To conclude, we like the industry, the trajectory of the company’s financials and its decent valuation. But because of the increase in share count and not very meaningful earnings on a per share basis, we would refrain from telling anyone to invest in the company.
Cineplex Inc. (CGX: TSX)
Current Price: $11.50
Market Cap: $720 Million
What does the company do?
Cineplex Inc is the largest movie theatre chain in Canada with a network of 165 theatres and 1,695 screens. The company also owns other media assets.
Cineplex has had an incredibly difficult year in 2020. Being in the movie theatre business, the company has been effectively shutdown during the pandemic and all of the theatres remain closed as of today.
Today the stock price fell 17% after global movie theatre giant Cineworld announced that it would not be following through with the $2.8 billion acquisition of Cineplex, initially announced in December of last year.
The deal was announced at a price of $34 per share but Cineplex’s share price fell 65% in March after the Covid-19 shutdown began and all movie theatres in Canada closed.
Cineworld made a deal to buy shares at $34 that now trade at $11.50 so for me it seems obvious why they would want out of this deal. Cineworld is claiming that Cineplex breached covenants and Cineplex is now saying that it will sue.
Would Cineplex be a company that KeyStone would consider recommending? The answer is a no.
Financially, the company wasn’t doing great even before the pandemic. In 2019, revenue was up 3.6% but adjusted free cash flow per share declined 35%. Cineplex has delayed its Q1 filing but we don’t need to see the financial statements to know that the company isn’t making any money right now. Including lease obligations, the company also has a very levered balance sheet with nearly $2 billion in debt.

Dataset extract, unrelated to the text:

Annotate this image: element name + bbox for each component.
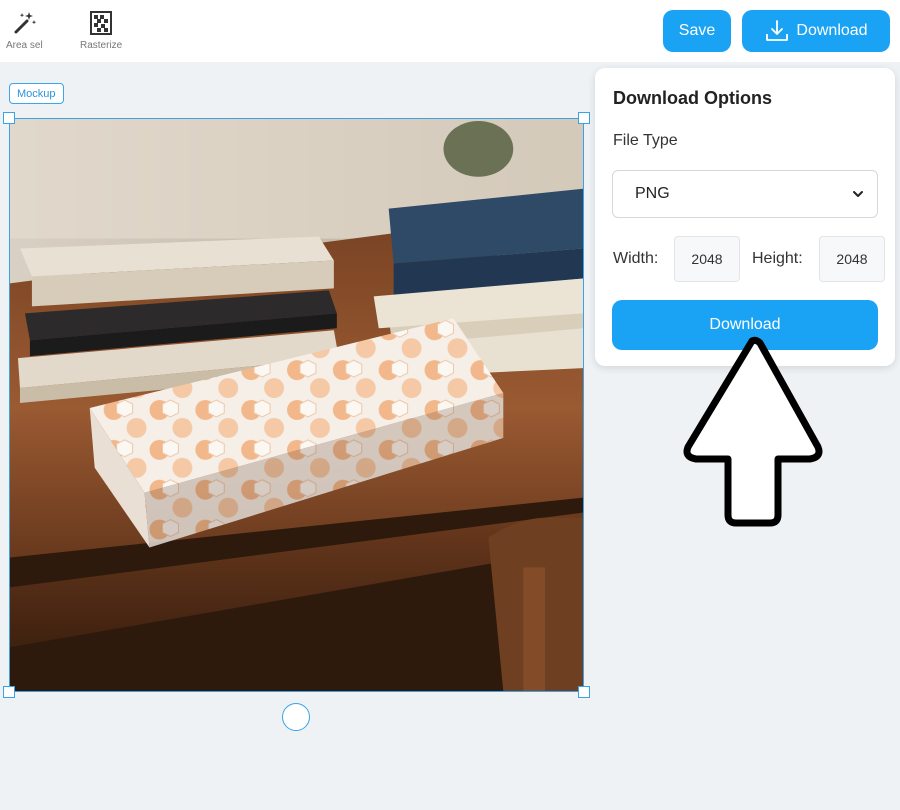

Even in the best of times, the movie theatre industry is highly dependent on the lineup of blockbuster movies that are released. A major long-term challenge facing the industry is how to remain competitive and the number of entertainment options continues to explode for consumers. There has been notable trend of declining movie theater attendance in recent years. Same theater attendance was down 5% in 2019 and 2% in 2018.
What we see is a company facing significant short-term and long-term operating challenges and which also has a leveraged balance sheet. This is a dangerous combinations and this is a company would avoid.